Ce qui est sur est que les entreprises comprennent très bien qu’il faut chercher des solutions pour réduire leurs dépenses énergétiques. La hausse du prix du pétrole et des matières premières en général est très préoccupante pour leur marge. Une entreprise doit survivre dans un monde compétitif et son souci est de passer la fin de l’année. C’est le directeur financier que nous allons voir, pas seulement le directeur développement durable ! Il n’y a pas d’autre solution si on ne veut pas tomber dans une crise économique pire que celle de 1930, lorsque les gens se jetaient des fenêtres…
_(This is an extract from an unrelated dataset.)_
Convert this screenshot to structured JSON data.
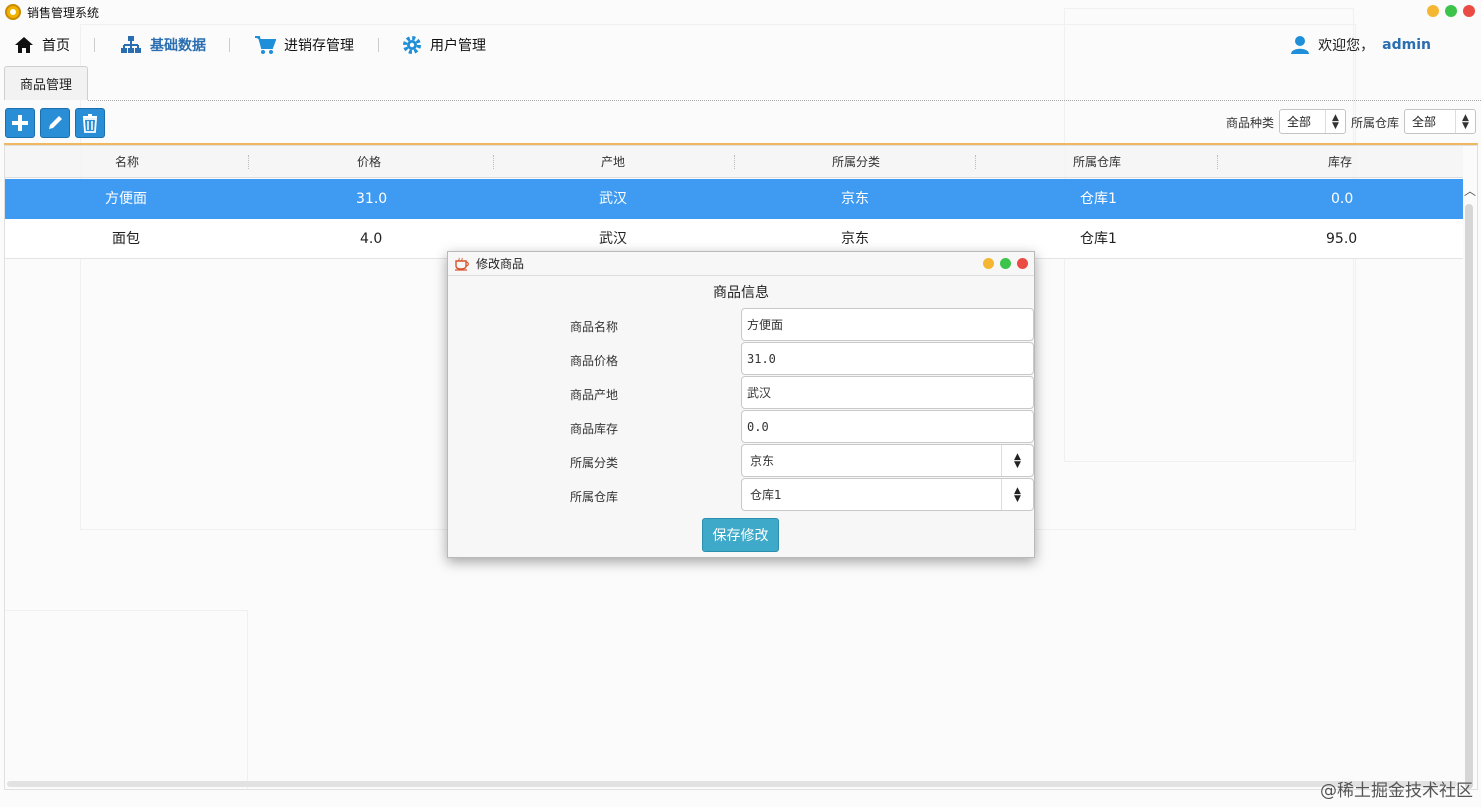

Comment être confiants dans l’avenir ?

Je pense qu’il faut revenir à un certain enthousiasme, ce qui est souvent perçu comme naïveté en France. Aux Etats-Unis, en Chine et en Inde, on retrouve ce sentiment, ils vont très vite. La Californie est en train de se redéfinir fortement autour des énergies renouvelables. En Chine, on construit près de Shanghai une première éco-ville de 500 000 habitants. C’est un test, un test à l’échelle chinoise… En France, on est plus occupés à trouver des obstacles. Par exemple, lorsqu’on parle de biocarburants à base d’algues, en France on dit « ce n’est pas possible », alors que des sociétés aux Etats-Unis et en Australie investissent dans cette technique. Ils auront peut-être tort, mais ils essayent. Changer n’est pas facile, je pense que les Français commenceront à être plus optimistes lorsqu’ils verront des réalisations concrètes. C’est ce qu’on espère voir avec la mise en place des mesures du Grenelle de l’environnement.